Monday, September 17, 2007

Warnings: Operation Bojinka

In keeping with my new determination to debunk the "real" 9-11 Truthers, not these strawmen inside-job kooks, I will be taking a closer look at some of the "warnings" the US government supposedly had prior to 9-11.

Operation Bojinka was a plot hatched by Ramzi Yousef (who had executed the WTC bombing in 1993) and Khalid Sheikh Mohammed (who plotted the 9-11 attacks). The plan was for Yousef and others to board the first leg of two-leg flights to the United States, getting off at the first stop and leaving behind bombs that would destroy the planes over the Pacific.

Reportedly a second phase of the plot would involve renting a light aircraft, loading it with explosives, and crashing it deliberately into CIA headquarters in Langley, VA. Others have claimed this later plot included plane crashes into the WTC, Sears Tower, and the Library Tower in Los Angeles.
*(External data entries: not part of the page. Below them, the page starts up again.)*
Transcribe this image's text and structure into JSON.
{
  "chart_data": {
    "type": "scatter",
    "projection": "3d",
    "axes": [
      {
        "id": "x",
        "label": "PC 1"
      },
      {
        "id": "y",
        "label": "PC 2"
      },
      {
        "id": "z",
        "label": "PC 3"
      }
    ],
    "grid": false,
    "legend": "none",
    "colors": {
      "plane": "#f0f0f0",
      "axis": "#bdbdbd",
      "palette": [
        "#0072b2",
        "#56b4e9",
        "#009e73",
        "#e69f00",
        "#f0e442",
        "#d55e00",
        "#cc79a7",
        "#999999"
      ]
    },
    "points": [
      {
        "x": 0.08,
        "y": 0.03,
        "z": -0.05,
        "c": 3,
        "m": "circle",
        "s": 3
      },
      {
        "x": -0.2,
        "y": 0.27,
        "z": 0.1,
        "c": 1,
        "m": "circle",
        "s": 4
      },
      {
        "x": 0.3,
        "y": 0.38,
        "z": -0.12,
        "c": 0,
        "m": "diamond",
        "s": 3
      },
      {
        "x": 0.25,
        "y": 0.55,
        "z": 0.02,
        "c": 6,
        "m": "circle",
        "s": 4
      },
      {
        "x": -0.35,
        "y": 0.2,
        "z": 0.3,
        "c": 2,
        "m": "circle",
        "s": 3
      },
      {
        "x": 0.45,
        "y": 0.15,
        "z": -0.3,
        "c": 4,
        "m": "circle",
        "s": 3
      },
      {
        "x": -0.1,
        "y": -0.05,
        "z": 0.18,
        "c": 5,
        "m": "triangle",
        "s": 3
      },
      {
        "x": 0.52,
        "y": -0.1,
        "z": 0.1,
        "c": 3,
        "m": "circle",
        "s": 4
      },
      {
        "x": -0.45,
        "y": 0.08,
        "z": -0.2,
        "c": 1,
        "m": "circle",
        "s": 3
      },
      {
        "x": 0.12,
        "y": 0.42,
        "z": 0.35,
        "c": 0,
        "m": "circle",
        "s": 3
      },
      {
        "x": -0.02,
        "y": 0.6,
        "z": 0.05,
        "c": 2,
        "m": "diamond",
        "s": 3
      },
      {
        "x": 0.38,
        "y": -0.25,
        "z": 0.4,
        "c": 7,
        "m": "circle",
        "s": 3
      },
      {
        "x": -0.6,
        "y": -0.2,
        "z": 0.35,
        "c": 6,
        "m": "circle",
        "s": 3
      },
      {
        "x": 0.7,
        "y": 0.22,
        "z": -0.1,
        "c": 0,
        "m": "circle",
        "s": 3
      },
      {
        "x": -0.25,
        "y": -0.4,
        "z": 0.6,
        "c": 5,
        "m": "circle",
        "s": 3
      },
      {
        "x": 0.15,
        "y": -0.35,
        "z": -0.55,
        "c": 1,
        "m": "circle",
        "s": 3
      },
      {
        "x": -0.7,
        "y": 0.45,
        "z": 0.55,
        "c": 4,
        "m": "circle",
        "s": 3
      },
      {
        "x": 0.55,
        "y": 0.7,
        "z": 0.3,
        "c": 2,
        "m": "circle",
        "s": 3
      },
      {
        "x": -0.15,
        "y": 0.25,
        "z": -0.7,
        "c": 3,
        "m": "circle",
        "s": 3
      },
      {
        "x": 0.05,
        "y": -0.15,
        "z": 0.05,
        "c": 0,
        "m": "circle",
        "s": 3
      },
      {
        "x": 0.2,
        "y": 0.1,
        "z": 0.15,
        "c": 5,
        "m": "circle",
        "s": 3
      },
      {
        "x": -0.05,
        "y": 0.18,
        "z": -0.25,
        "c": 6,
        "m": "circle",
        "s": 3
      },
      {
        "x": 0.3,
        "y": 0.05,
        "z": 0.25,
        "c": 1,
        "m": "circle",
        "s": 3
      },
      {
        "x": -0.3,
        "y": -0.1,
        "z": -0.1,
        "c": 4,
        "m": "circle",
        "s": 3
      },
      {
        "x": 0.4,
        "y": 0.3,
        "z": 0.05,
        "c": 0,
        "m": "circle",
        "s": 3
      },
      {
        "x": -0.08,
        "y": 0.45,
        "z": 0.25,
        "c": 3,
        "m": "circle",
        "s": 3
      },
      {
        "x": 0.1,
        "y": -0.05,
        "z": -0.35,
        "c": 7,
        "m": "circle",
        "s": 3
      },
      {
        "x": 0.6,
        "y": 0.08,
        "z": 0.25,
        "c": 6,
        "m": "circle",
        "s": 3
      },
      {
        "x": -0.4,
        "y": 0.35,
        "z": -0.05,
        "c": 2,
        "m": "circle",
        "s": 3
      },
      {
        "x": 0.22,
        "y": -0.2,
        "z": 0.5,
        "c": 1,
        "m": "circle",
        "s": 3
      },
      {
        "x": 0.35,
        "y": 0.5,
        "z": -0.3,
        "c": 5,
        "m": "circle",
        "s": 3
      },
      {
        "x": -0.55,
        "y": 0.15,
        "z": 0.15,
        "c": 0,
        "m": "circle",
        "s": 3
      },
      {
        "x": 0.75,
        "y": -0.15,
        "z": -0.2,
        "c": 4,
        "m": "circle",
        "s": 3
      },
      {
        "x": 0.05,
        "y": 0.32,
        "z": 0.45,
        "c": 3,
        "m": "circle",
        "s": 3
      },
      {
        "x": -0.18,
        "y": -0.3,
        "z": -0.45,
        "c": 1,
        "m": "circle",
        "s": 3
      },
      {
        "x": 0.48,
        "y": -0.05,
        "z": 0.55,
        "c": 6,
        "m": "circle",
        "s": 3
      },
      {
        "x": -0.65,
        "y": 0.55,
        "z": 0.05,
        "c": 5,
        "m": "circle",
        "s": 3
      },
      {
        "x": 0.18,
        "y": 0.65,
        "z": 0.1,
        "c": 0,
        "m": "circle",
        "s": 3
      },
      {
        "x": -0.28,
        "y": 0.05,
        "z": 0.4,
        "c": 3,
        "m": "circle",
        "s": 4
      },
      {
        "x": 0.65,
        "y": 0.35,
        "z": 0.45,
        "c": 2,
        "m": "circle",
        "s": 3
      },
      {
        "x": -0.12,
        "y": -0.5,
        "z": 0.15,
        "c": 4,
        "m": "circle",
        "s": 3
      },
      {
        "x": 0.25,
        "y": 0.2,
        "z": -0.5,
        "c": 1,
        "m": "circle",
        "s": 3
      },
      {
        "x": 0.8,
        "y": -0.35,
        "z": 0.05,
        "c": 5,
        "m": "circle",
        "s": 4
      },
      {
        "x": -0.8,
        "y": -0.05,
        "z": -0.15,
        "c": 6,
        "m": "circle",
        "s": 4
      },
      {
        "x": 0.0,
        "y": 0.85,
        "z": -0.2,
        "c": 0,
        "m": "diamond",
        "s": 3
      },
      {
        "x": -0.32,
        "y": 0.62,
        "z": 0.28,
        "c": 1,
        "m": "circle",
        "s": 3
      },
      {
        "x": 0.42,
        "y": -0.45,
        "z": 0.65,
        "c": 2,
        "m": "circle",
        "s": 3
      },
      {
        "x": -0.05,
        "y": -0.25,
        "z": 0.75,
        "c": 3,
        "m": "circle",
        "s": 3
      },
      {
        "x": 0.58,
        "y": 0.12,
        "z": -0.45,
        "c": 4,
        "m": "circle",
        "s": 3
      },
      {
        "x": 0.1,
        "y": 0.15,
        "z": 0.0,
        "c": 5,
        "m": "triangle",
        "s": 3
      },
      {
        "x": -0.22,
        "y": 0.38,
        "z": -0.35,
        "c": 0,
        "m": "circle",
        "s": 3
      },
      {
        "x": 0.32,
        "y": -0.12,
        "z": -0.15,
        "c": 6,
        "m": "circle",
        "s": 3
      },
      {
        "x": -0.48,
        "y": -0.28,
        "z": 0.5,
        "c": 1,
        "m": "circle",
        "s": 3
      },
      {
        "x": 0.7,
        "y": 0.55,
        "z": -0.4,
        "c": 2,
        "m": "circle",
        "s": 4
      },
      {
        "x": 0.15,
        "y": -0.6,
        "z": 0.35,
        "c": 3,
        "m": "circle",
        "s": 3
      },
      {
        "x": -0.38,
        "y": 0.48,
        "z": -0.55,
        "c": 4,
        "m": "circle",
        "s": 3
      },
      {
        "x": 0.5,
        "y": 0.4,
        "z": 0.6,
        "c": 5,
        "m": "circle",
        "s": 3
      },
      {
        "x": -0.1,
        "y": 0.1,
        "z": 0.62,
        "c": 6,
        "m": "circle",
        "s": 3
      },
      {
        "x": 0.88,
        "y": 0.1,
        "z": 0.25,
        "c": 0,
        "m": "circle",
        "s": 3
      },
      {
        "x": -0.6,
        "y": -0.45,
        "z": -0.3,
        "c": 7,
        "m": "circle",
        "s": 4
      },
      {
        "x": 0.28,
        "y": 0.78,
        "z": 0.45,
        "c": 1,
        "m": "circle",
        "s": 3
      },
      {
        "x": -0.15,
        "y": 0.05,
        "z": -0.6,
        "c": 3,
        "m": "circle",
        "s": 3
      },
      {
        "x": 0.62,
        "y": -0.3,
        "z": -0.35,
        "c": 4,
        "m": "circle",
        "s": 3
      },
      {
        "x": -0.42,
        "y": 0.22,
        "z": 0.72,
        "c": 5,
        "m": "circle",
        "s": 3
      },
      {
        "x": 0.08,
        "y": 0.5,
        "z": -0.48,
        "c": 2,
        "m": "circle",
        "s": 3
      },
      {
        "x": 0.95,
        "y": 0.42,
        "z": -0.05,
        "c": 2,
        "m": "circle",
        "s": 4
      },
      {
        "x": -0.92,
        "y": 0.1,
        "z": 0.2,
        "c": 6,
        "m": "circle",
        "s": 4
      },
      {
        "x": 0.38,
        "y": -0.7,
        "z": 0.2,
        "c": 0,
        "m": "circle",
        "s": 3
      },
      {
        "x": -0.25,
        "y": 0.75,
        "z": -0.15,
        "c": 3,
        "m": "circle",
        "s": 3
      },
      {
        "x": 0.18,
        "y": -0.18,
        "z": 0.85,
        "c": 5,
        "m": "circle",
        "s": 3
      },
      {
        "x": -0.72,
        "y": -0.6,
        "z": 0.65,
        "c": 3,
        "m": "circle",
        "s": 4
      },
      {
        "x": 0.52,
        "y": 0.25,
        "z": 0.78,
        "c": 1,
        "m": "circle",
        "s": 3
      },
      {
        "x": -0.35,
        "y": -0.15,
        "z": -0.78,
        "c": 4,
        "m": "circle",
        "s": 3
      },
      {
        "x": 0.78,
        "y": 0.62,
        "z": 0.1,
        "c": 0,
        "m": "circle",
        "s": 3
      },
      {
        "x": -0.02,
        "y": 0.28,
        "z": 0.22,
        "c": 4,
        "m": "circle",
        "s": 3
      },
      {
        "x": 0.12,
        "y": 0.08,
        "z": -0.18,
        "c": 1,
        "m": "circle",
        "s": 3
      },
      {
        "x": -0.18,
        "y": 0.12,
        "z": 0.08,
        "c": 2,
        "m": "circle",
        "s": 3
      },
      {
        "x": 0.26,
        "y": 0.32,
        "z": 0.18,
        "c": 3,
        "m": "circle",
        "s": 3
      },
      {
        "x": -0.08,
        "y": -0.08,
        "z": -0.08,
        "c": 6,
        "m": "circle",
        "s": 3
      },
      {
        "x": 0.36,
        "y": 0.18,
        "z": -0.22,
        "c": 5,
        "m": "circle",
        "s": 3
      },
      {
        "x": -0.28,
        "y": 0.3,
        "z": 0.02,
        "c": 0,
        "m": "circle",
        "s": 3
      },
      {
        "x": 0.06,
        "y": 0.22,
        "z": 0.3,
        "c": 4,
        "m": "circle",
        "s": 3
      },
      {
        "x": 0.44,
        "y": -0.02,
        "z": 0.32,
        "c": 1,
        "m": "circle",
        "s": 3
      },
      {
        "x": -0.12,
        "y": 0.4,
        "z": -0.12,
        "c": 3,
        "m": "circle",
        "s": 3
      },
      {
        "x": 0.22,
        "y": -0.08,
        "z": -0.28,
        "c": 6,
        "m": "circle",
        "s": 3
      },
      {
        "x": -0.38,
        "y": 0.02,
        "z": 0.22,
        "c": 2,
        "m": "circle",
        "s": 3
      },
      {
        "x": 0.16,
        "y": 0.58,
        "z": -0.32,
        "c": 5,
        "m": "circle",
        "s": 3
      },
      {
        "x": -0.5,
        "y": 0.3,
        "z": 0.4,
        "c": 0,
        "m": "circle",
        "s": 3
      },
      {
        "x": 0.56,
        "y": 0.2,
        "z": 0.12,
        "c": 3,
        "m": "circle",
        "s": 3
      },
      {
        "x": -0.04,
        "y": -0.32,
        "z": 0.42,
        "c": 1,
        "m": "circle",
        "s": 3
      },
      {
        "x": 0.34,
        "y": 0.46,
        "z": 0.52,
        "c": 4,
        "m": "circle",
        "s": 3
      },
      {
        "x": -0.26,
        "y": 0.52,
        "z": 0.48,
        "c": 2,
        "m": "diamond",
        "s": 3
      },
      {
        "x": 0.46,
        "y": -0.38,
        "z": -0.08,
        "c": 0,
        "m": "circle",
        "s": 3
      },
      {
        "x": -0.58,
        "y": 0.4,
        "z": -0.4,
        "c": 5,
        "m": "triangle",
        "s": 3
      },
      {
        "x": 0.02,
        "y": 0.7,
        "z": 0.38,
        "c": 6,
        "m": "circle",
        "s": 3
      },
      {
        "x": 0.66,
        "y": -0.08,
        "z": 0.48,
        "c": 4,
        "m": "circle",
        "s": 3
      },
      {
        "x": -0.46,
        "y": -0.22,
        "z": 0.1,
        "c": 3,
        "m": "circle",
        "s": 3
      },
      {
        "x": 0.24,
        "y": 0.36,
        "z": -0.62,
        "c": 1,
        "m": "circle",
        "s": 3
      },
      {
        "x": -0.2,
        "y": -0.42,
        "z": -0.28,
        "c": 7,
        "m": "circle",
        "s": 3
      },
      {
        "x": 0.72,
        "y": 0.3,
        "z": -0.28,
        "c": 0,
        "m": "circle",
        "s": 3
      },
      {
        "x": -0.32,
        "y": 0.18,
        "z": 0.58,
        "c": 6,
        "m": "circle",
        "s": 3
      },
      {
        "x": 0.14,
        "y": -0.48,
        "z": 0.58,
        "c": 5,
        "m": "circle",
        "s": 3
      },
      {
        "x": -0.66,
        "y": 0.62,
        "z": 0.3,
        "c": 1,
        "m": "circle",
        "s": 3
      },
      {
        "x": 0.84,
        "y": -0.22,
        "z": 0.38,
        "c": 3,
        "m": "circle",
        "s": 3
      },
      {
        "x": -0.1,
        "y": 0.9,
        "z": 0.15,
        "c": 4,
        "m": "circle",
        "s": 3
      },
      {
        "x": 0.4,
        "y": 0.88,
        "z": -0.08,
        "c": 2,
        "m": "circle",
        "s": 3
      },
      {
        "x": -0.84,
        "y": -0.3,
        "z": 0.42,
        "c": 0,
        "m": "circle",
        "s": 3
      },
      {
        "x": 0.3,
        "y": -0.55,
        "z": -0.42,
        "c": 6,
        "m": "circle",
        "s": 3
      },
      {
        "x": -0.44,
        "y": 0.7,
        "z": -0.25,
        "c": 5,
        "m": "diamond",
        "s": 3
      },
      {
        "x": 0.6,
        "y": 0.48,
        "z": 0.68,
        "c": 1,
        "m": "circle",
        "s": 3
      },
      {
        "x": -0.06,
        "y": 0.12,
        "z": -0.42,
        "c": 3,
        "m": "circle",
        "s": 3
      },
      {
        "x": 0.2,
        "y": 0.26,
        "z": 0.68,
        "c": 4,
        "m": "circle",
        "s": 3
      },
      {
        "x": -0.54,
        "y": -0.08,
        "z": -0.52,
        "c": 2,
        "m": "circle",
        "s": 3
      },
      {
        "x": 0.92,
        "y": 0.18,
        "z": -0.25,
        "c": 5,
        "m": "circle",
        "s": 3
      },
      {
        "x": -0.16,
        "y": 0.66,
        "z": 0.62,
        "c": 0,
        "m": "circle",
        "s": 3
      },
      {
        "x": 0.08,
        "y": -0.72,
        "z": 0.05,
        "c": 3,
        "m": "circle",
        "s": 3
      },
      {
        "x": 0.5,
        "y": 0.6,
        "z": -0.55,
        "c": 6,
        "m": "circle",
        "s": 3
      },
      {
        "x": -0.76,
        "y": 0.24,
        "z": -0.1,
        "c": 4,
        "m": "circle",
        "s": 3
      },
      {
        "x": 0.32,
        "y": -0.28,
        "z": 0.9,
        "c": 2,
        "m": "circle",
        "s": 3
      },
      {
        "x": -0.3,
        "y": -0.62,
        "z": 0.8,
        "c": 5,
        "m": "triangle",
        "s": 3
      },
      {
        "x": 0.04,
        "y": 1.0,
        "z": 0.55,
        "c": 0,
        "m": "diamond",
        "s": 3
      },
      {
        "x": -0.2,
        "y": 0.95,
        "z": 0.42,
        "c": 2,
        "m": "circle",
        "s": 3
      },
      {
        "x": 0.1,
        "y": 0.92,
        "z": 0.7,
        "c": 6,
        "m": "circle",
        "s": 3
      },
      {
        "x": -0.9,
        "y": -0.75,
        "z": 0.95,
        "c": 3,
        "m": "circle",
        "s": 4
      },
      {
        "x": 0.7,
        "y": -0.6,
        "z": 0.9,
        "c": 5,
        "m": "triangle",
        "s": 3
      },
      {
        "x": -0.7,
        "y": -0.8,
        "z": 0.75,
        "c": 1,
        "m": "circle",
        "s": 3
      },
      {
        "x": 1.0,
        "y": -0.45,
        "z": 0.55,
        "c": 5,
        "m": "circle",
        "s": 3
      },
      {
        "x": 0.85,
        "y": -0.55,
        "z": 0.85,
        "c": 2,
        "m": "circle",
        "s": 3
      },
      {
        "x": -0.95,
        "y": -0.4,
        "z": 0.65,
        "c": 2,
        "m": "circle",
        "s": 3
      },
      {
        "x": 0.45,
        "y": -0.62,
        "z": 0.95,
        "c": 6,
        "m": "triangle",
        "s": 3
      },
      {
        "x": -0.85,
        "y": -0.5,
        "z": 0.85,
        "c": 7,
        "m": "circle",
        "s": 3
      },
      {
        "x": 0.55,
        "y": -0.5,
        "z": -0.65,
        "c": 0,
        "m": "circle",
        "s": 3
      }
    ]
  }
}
However, the man who reportedly extracted this second phase of the plot from a Yousef associate, Chief Superintendent Avelino Razon of the Philippines' police, indicates otherwise is this September 14, 2001 article:

"When we interrogated Murad, he mentioned that he was a skilled pilot, trained in the US, in Afghanistan and also here in the Philippines, who was recruited to undertake a suicide mission," Razon said.

"He was committed to ... fly a plane and ram it into some targets," Razon said, adding that information from a laptop computer seized from Murad indicated one target was CIA headquarters. "There was mention of about a dozen" trained pilots to be recruited for such attacks.

"I didn't imagine that they would ram a 757 aircraft into the World Trade Center. I thought the suicide mission [would involve] a Cessna light aircraft loaded with several kilos of explosives, like a Japanese Kamikaze World War II pilot diving into a target," he said.


The Bojinka plot was foiled when Yousef's apartment was searched by police in the Philippines responding to a fire.

Grading:

Specificity: Operation Bojinka is hard to rate on specificity. The main part of the plan, which was ready to go operational, involved blowing up airliners, not hijacking them. On the other hand, supposedly a planned later phase involved crashing a plane into CIA headquarters, but not an airliner but a small plane loaded with explosives. However, it was a plot planned by many of the people involved with 9-11. I'm going to give it 20 of 40 possible points.

Timeliness: Another tough one to gauge. Some have argued that earlier warnings are actually more timely than warnings close to the actual event, on the basis that larger, institutional level changes could have been made. The problem with this is that it becomes more difficult to figure out who should have made the changes. Is this a warning that the Clinton Administration ignored? Should the Bush Administration have taken it up upon gaining office? I'm going to give it 10 points for timeliness.

Credibility: Not much doubt that this actual plot occurred; Yousef was sentenced to 240 years for his part. Clearly this plot receives the full 40 points for credibility.

Overall, this warning grades out at 70. Note that this number doesn't mean it's a "Low C"; the purpose of the numeric scale is to compare the relative significance of 9-11 warnings. Until we've analyzed a number of warnings, the numeric grades mean little.